What is so difficult? It isn’t
as if you had a map, or ever had a clue
where you were going, or a way of knowing.
The field is a sea, then a raft of grass,
never a raft in reality: you must walk it.
Where are the stones
for stepping? Where is the earth? Solid clay
turns to mud, then chasm.
You must walk it.
The field looks innocent,
like a baby sleeping, hiked up on its elbows
and knees, the round smooth back
a hillock of baby. You wouldn’t believe
the obstacles in this field. And if you drop something,
forget about it. Forget about the thing
you lost; consider it is in the weeds somewhere.
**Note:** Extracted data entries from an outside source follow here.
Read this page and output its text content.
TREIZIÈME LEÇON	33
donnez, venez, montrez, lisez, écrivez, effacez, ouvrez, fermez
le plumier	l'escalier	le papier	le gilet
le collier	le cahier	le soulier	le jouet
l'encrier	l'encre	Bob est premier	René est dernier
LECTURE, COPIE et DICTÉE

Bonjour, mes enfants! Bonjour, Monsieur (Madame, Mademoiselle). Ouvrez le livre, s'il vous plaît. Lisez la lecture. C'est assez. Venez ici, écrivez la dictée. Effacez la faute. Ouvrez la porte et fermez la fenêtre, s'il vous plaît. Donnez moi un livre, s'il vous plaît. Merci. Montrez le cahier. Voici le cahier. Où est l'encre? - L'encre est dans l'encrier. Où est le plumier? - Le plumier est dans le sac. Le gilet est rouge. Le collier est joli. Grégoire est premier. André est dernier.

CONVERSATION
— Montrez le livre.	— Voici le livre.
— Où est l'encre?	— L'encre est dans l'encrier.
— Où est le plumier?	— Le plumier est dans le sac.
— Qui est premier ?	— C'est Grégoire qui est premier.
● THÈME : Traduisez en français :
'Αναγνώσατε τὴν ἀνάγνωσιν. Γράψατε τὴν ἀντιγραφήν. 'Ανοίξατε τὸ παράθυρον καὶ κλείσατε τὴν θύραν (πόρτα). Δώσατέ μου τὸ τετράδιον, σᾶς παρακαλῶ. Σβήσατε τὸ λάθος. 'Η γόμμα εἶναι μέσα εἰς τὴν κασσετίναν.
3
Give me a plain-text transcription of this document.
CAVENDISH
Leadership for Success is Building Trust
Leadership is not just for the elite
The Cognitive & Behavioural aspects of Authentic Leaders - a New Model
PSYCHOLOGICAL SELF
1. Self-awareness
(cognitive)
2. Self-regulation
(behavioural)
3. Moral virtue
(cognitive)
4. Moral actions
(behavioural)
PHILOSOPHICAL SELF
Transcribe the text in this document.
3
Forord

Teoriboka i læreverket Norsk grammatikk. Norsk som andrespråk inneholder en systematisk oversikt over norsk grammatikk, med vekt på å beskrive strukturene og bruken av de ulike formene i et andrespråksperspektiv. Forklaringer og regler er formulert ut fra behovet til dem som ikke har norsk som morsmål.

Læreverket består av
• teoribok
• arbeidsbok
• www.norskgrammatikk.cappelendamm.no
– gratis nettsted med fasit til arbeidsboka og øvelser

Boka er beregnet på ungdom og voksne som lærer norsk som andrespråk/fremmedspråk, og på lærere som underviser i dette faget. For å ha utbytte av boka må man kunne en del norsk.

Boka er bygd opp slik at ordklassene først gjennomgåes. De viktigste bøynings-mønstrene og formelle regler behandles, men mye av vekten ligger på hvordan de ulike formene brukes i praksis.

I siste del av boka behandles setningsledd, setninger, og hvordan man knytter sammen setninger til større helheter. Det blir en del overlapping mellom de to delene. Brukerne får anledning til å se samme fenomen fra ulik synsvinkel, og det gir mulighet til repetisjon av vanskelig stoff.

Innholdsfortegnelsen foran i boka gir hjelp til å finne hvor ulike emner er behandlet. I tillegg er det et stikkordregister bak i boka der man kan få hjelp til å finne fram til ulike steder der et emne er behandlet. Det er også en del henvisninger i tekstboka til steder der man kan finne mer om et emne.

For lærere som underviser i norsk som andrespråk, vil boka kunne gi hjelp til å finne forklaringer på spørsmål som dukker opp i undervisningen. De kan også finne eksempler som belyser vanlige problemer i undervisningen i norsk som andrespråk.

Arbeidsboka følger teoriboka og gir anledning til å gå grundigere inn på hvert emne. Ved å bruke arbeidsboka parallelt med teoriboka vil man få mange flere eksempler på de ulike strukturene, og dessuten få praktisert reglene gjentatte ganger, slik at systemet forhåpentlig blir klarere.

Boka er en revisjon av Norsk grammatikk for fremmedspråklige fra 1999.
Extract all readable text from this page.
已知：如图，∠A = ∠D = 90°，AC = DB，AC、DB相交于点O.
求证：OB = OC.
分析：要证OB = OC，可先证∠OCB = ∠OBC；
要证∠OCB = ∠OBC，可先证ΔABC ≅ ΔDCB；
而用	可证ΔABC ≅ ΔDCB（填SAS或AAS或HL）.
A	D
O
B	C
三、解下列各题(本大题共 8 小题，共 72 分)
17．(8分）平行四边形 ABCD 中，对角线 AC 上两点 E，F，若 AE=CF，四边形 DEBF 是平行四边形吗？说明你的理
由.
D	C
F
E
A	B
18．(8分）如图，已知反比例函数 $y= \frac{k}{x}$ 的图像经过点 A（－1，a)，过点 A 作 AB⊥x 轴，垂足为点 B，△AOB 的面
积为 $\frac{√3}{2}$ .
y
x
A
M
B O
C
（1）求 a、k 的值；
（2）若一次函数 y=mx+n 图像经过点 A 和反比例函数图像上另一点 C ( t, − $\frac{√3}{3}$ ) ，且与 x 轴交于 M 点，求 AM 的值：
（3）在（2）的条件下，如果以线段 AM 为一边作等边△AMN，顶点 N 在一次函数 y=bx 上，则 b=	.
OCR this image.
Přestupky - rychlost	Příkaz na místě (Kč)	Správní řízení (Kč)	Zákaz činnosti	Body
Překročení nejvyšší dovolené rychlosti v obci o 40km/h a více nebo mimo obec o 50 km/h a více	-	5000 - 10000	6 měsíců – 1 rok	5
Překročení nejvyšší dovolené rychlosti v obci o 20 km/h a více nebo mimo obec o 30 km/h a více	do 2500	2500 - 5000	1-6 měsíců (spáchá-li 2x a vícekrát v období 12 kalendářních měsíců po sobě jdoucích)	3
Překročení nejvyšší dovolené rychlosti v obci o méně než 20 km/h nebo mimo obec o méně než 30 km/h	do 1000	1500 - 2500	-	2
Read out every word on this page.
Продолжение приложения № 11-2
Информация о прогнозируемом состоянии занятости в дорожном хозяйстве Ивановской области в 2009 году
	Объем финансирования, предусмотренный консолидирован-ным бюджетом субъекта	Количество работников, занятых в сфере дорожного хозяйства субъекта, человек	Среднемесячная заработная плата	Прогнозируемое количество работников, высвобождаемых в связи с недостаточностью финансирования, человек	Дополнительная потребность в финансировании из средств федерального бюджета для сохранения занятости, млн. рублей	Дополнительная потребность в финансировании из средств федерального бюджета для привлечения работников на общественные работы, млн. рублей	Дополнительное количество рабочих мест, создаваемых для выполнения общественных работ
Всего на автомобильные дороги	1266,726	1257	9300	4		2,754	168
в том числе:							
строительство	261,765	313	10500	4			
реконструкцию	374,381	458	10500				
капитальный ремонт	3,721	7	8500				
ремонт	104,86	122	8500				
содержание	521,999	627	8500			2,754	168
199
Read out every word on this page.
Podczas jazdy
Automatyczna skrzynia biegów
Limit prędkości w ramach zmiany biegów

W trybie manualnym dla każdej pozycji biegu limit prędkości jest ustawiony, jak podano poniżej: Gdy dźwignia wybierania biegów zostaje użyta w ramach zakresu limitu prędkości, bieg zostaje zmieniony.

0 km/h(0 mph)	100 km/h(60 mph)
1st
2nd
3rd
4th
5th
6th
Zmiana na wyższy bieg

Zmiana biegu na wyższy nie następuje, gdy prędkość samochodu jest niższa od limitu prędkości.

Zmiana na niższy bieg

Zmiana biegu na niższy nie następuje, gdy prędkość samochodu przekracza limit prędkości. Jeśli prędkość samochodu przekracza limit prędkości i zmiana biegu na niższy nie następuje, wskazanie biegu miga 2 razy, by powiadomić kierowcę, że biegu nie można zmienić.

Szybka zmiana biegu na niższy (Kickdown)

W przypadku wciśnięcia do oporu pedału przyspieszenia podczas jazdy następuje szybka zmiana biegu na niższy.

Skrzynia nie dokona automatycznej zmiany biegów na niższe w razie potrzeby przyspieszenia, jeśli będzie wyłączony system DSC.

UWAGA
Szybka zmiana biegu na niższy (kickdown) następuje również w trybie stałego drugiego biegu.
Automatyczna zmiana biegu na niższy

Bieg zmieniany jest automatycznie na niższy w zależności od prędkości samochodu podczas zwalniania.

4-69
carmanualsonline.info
That’s the way forward. The way to cross
the illusory
field that’s always burning,
the real field that’s burning.
The field is stone, and stubble
and snow. Smoke goes up
and ashes fall into it.
Nothing is spared. Not you, not snow.
The field goes where it wants to go, or its spread
is random. You have a path, right in front of you.
The path stops where you least expect it,
maybe in the middle, or you turn off the path,
looking for something
not there. The field is full of people.
The field is the place you go to be alone.
You are always alone. The field is illusory.
You do not go there. The field is where
you already are, and always have been.
The field is corn secretly growing.
The field is you, placing one foot in front of the other.
The field is sleeping or feigning sleep. The field is the oldest
thing there is; as far as you’re concerned,
it’s an absence. A field mouse darting in a field.
A crop of wheat; a patch of tares.
The field holds the sound of new growth
close to its ear.
The field is the sky, which gives up nothing.
The field is birds flying over it,
and your astonishment, catching sight.
The field is where you started.
The field is how you return, again and again,
to life in this world.
***
reprinted with the permission of the poet.
Anne Starling has this to say about her work:
We often hear “life is a journey.” If that’s so, it’s a journey we’re all dropped into with no prep or time to pack. We have to find own way, our own lives, given a particular set of circumstances. Perspective is skewed when so much is random and changing. I think of life as a crossing of terrain—a field specifically—not ocean, because the ocean frankly scares me: its immensity, its opaque quality, those weird bottom fish. This poem is my best representation of what it’s like to be alive so far.
Anne Starling (she/her) was born in California and now lives in Florida. Her work has appeared in New Ohio Review, Rattle, Missouri Review, The Southern Review and Carolina Quarterly.